The often ephemeral form of sound work dictates that it must assert itself in a stronger way to ensure its reception as in some way distinct from the “distractions” it works within. The concert hall, for instance, not only provides a hermetic, purpose-built environment for the perception of sound, but—as with the gallery—it creates a psychological space devoted to sound, which prepares the audience to receive the material.
As visual art has its idealised environments in the white/grey/black cubes, and must negotiate new tactics of reception upon leaving those spaces, so sound encounters a potentially hostile, but promisingly productive terrain upon entering the outside world. This boundary between the sound work and the world is a fertile creative ground for the artist, on which the work can take any position, and which creates the relationship with the audience and their understanding of how the work fits into the environment.
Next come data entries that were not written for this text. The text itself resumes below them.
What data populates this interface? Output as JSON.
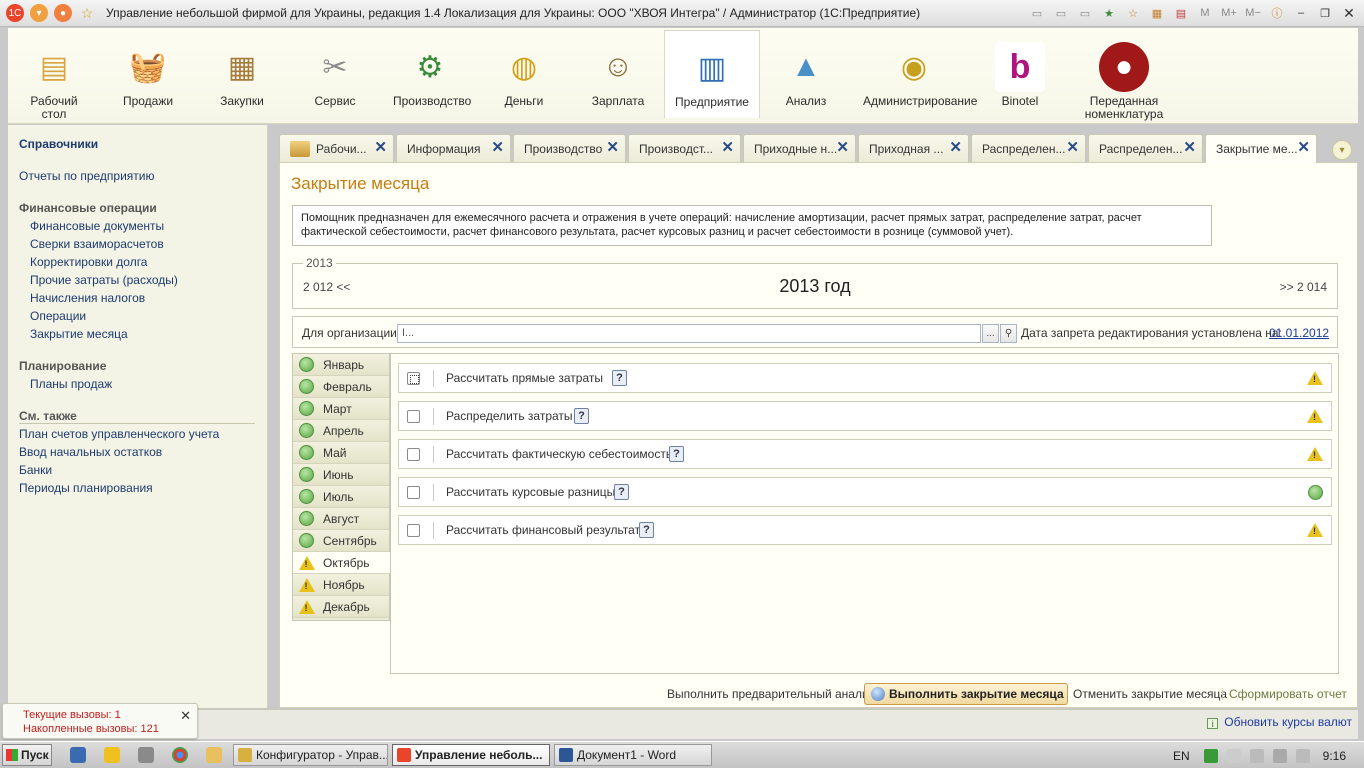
{
  "window": {
    "title": "Управление небольшой фирмой для Украины, редакция 1.4 Локализация для Украины: ООО \"ХВОЯ Интегра\" / Администратор  (1С:Предприятие)"
  },
  "sections": [
    {
      "label": "Рабочий стол",
      "icon": "desk-icon",
      "color": "#d9a441"
    },
    {
      "label": "Продажи",
      "icon": "shopping-basket-icon",
      "color": "#c0392b"
    },
    {
      "label": "Закупки",
      "icon": "boxes-cart-icon",
      "color": "#a67c3d"
    },
    {
      "label": "Сервис",
      "icon": "tools-icon",
      "color": "#8a8a8a"
    },
    {
      "label": "Производство",
      "icon": "factory-icon",
      "color": "#3a8a3a"
    },
    {
      "label": "Деньги",
      "icon": "coins-icon",
      "color": "#d4a017"
    },
    {
      "label": "Зарплата",
      "icon": "person-coins-icon",
      "color": "#8a6a3a"
    },
    {
      "label": "Предприятие",
      "icon": "building-icon",
      "color": "#2e6fb3"
    },
    {
      "label": "Анализ",
      "icon": "chart-icon",
      "color": "#4a90c8"
    },
    {
      "label": "Администрирование",
      "icon": "database-icon",
      "color": "#c8a020"
    },
    {
      "label": "Binotel",
      "icon": "binotel-logo-icon",
      "color": "#b0157f"
    },
    {
      "label": "Переданная номенклатура",
      "icon": "coffee-bean-icon",
      "color": "#a01818"
    }
  ],
  "left_panel": {
    "heading": "Справочники",
    "reports": "Отчеты по предприятию",
    "fin_group": "Финансовые операции",
    "fin_items": [
      "Финансовые документы",
      "Сверки взаиморасчетов",
      "Корректировки долга",
      "Прочие затраты (расходы)",
      "Начисления налогов",
      "Операции",
      "Закрытие месяца"
    ],
    "plan_group": "Планирование",
    "plan_items": [
      "Планы продаж"
    ],
    "see_also": "См. также",
    "see_items": [
      "План счетов управленческого учета",
      "Ввод начальных остатков",
      "Банки",
      "Периоды планирования"
    ]
  },
  "tabs": [
    "Рабочи...",
    "Информация",
    "Производство",
    "Производст...",
    "Приходные н...",
    "Приходная ...",
    "Распределен...",
    "Распределен...",
    "Закрытие ме..."
  ],
  "form": {
    "title": "Закрытие месяца",
    "info": "Помощник предназначен для ежемесячного расчета и отражения в учете операций: начисление амортизации, расчет прямых затрат, распределение затрат, расчет фактической себестоимости, расчет финансового результата, расчет курсовых разниц и расчет себестоимости в рознице (суммовой учет).",
    "year_legend": "2013",
    "year_prev": "2 012 <<",
    "year_current": "2013 год",
    "year_next": ">> 2 014",
    "org_label": "Для организации:",
    "org_value": "I...",
    "org_select_btn": "...",
    "lock_label": "Дата запрета редактирования установлена на:",
    "lock_date": "01.01.2012"
  },
  "months": [
    {
      "name": "Январь",
      "status": "ok"
    },
    {
      "name": "Февраль",
      "status": "ok"
    },
    {
      "name": "Март",
      "status": "ok"
    },
    {
      "name": "Апрель",
      "status": "ok"
    },
    {
      "name": "Май",
      "status": "ok"
    },
    {
      "name": "Июнь",
      "status": "ok"
    },
    {
      "name": "Июль",
      "status": "ok"
    },
    {
      "name": "Август",
      "status": "ok"
    },
    {
      "name": "Сентябрь",
      "status": "ok"
    },
    {
      "name": "Октябрь",
      "status": "warning"
    },
    {
      "name": "Ноябрь",
      "status": "warning"
    },
    {
      "name": "Декабрь",
      "status": "warning"
    }
  ],
  "operations": [
    {
      "label": "Рассчитать прямые затраты",
      "checked": false,
      "status": "warning"
    },
    {
      "label": "Распределить затраты",
      "checked": false,
      "status": "warning"
    },
    {
      "label": "Рассчитать фактическую себестоимость",
      "checked": false,
      "status": "warning"
    },
    {
      "label": "Рассчитать курсовые разницы",
      "checked": false,
      "status": "ok"
    },
    {
      "label": "Рассчитать финансовый результат",
      "checked": false,
      "status": "warning"
    }
  ],
  "help_label": "?",
  "actions": {
    "preliminary": "Выполнить предварительный анализ",
    "execute": "Выполнить закрытие месяца",
    "cancel": "Отменить закрытие месяца",
    "report": "Сформировать отчет"
  },
  "calls": {
    "current": "Текущие вызовы: 1",
    "accumulated": "Накопленные вызовы: 121"
  },
  "rates_link": "Обновить курсы валют",
  "taskbar": {
    "start": "Пуск",
    "tasks": [
      "Конфигуратор - Управ...",
      "Управление неболь...",
      "Документ1 - Word"
    ],
    "lang": "EN",
    "time": "9:16"
  }
}
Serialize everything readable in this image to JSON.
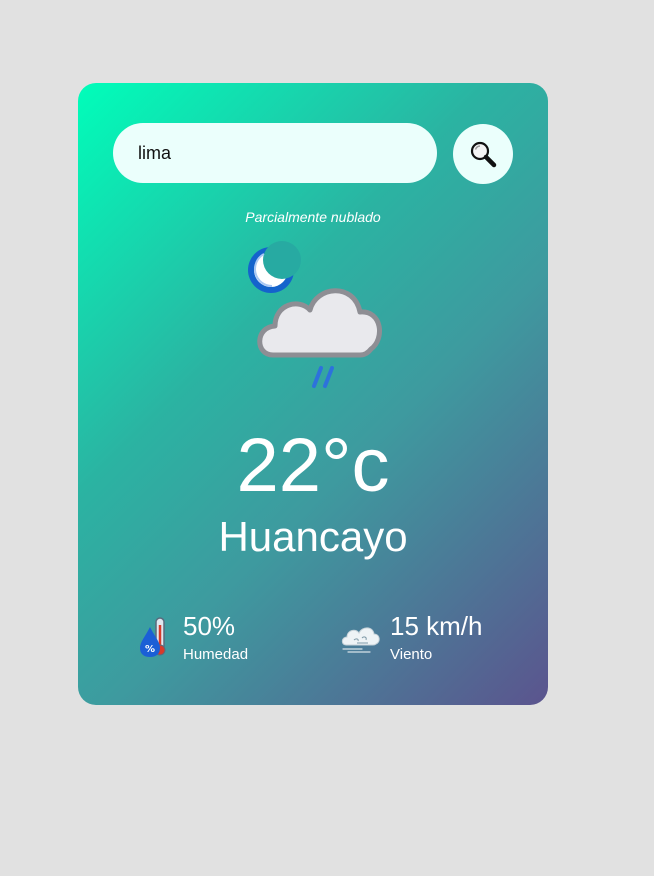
{
  "search": {
    "value": "lima",
    "button_icon": "magnifier-icon"
  },
  "weather": {
    "condition": "Parcialmente nublado",
    "icon": "night-cloud-rain-icon",
    "temperature": "22°c",
    "city": "Huancayo"
  },
  "details": {
    "humidity": {
      "value": "50%",
      "label": "Humedad",
      "icon": "humidity-icon"
    },
    "wind": {
      "value": "15 km/h",
      "label": "Viento",
      "icon": "wind-icon"
    }
  },
  "colors": {
    "background": "#e1e1e1",
    "card_gradient_start": "#00feba",
    "card_gradient_end": "#5b548e",
    "input_background": "#ebfffc",
    "text": "#ffffff"
  }
}
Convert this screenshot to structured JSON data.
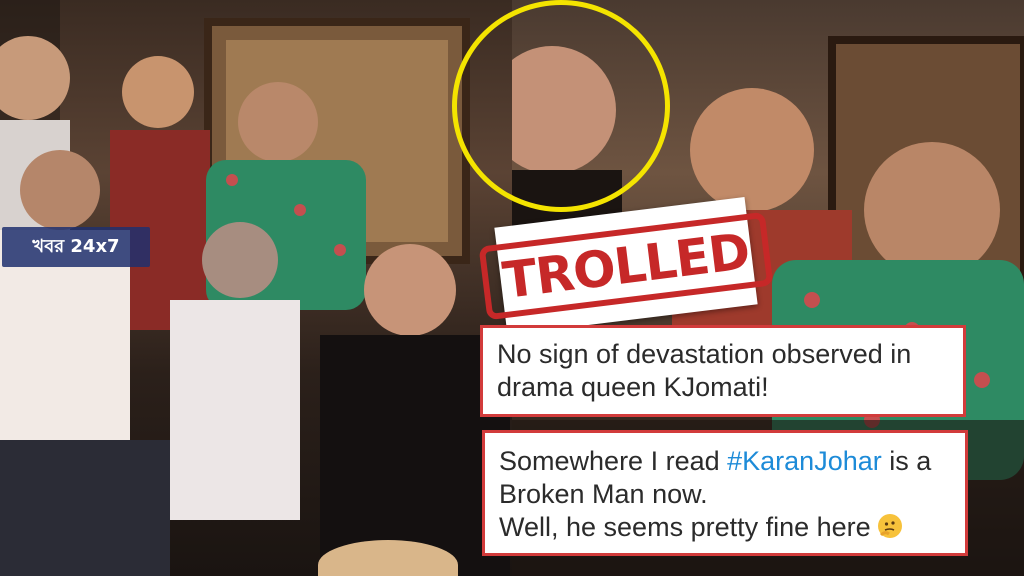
{
  "watermark": {
    "text": "খবর 24x7"
  },
  "stamp": {
    "text": "TROLLED",
    "color": "#c62828"
  },
  "highlight": {
    "color": "#f4e400"
  },
  "tweets": [
    {
      "line1": "No sign of devastation observed in",
      "line2": "drama queen KJomati!"
    },
    {
      "line1_pre": "Somewhere I read ",
      "hashtag": "#KaranJohar",
      "line1_post": " is a",
      "line2": "Broken Man now.",
      "line3": "Well, he seems pretty fine here",
      "emoji": "thinking-face-icon"
    }
  ],
  "colors": {
    "tweet_border": "#d23b3b",
    "hashtag": "#1d8bd8",
    "watermark_bg": "#20306e"
  }
}
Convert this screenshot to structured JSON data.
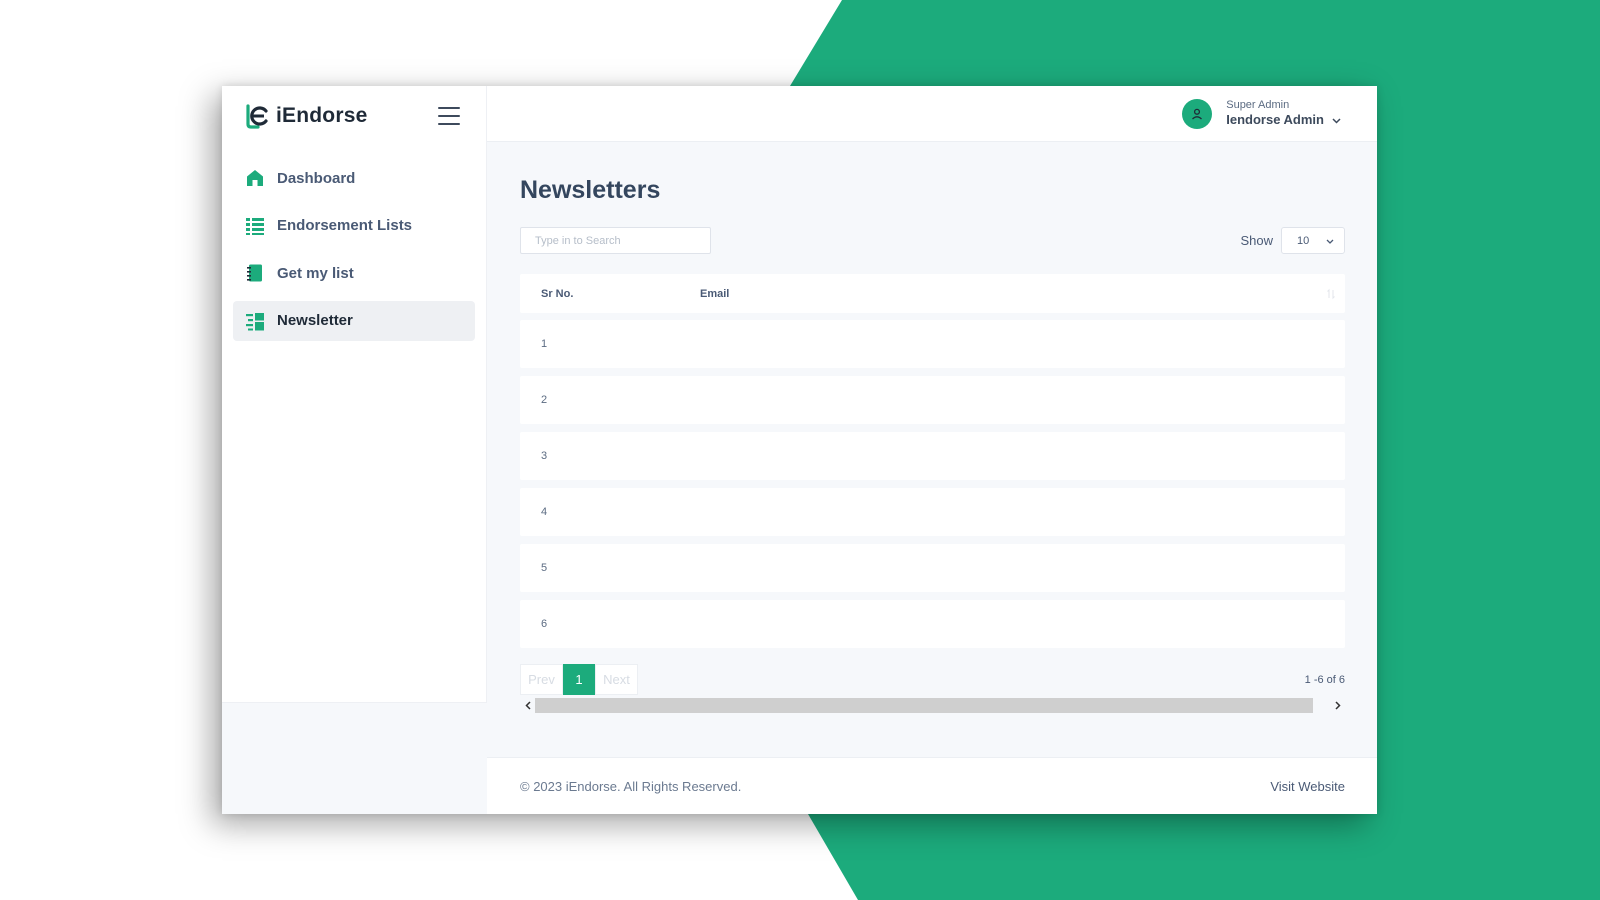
{
  "colors": {
    "accent": "#1cab7c",
    "title": "#34465e",
    "bg_content": "#f6f8fb"
  },
  "brand": {
    "name": "iEndorse",
    "logo_icon": "iendorse-logo-icon",
    "menu_icon": "hamburger-icon"
  },
  "sidebar": {
    "items": [
      {
        "label": "Dashboard",
        "icon": "home-icon",
        "active": false
      },
      {
        "label": "Endorsement Lists",
        "icon": "list-icon",
        "active": false
      },
      {
        "label": "Get my list",
        "icon": "notebook-icon",
        "active": false
      },
      {
        "label": "Newsletter",
        "icon": "newsletter-icon",
        "active": true
      }
    ]
  },
  "header": {
    "user_role": "Super Admin",
    "user_name": "Iendorse Admin",
    "avatar_icon": "user-icon"
  },
  "main": {
    "title": "Newsletters",
    "search": {
      "placeholder": "Type in to Search",
      "value": ""
    },
    "show": {
      "label": "Show",
      "value": "10"
    },
    "table": {
      "columns": [
        "Sr No.",
        "Email"
      ],
      "rows": [
        {
          "sr": "1",
          "email": ""
        },
        {
          "sr": "2",
          "email": ""
        },
        {
          "sr": "3",
          "email": ""
        },
        {
          "sr": "4",
          "email": ""
        },
        {
          "sr": "5",
          "email": ""
        },
        {
          "sr": "6",
          "email": ""
        }
      ]
    },
    "pagination": {
      "prev": "Prev",
      "page": "1",
      "next": "Next",
      "range": "1 -6 of 6"
    }
  },
  "footer": {
    "copyright": "© 2023 iEndorse. All Rights Reserved.",
    "link": "Visit Website"
  }
}
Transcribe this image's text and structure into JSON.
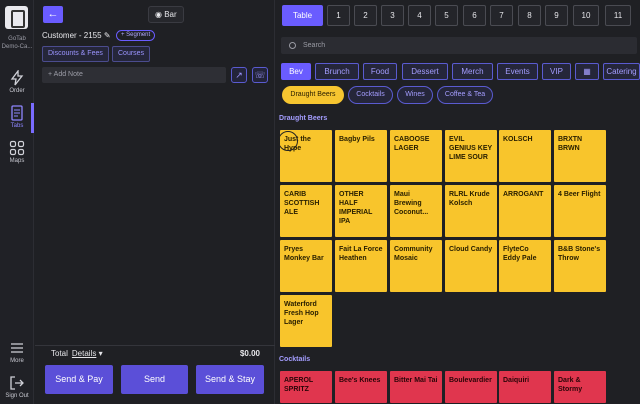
{
  "rail": {
    "org": "GoTab Demo-Ca...",
    "nav": [
      {
        "label": "Order"
      },
      {
        "label": "Tabs"
      },
      {
        "label": "Maps"
      },
      {
        "label": "More"
      },
      {
        "label": "Sign Out"
      }
    ]
  },
  "order": {
    "location": "Bar",
    "customer": "Customer - 2155",
    "segment": "+ Segment",
    "discounts": "Discounts & Fees",
    "courses": "Courses",
    "note_placeholder": "Add Note",
    "total_label": "Total",
    "details_label": "Details",
    "total_value": "$0.00",
    "actions": [
      "Send & Pay",
      "Send",
      "Send & Stay"
    ]
  },
  "menu": {
    "table_label": "Table",
    "tables": [
      "1",
      "2",
      "3",
      "4",
      "5",
      "6",
      "7",
      "8",
      "9",
      "10",
      "11"
    ],
    "search_placeholder": "Search",
    "categories": [
      "Bev",
      "Brunch",
      "Food",
      "Dessert",
      "Merch",
      "Events",
      "VIP",
      "",
      "Catering"
    ],
    "subcategories": [
      "Draught Beers",
      "Cocktails",
      "Wines",
      "Coffee & Tea"
    ],
    "section_draught": "Draught Beers",
    "section_cocktails": "Cocktails",
    "draught_items": [
      "Just the Hype",
      "Bagby Pils",
      "CABOOSE LAGER",
      "EVIL GENIUS KEY LIME SOUR",
      "KOLSCH",
      "BRXTN BRWN",
      "CARIB SCOTTISH ALE",
      "OTHER HALF IMPERIAL IPA",
      "Maui Brewing Coconut...",
      "RLRL Krude Kolsch",
      "ARROGANT",
      "4 Beer Flight",
      "Pryes Monkey Bar",
      "Fait La Force Heathen",
      "Community Mosaic",
      "Cloud Candy",
      "FlyteCo Eddy Pale",
      "B&B Stone's Throw",
      "Waterford Fresh Hop Lager"
    ],
    "cocktail_items": [
      "APEROL SPRITZ",
      "Bee's Knees",
      "Bitter Mai Tai",
      "Boulevardier",
      "Daiquiri",
      "Dark & Stormy"
    ]
  },
  "colors": {
    "accent": "#6a5cff",
    "beer_tile": "#f8c52c",
    "cocktail_tile": "#e0364e",
    "bg": "#1f2024"
  }
}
This might be described, referring back to visual arts, as its “framing,” which include not just the physical details of the environment, but the institutional structures around the pieces.
In the case of The Sound of Nowhere, the environment is made up of the collection of this particular set of pieces in a group show with this particular name and provenance; the (rather nicely designed) handout guiding the audience to the sites; the background information about the artists and works provided.
Sound’s ephemeral nature perhaps encourages me to focus on these “extraneous” details in the appreciation of the work. The organisers themselves stress “the processes of the search, discovery, listening to and/or taking in.” The works in The Sound of Nowhere are widely dispersed around the hutongs of Beijing’s Dongcheng District and work with these constraints and conditions as part of their being in the world.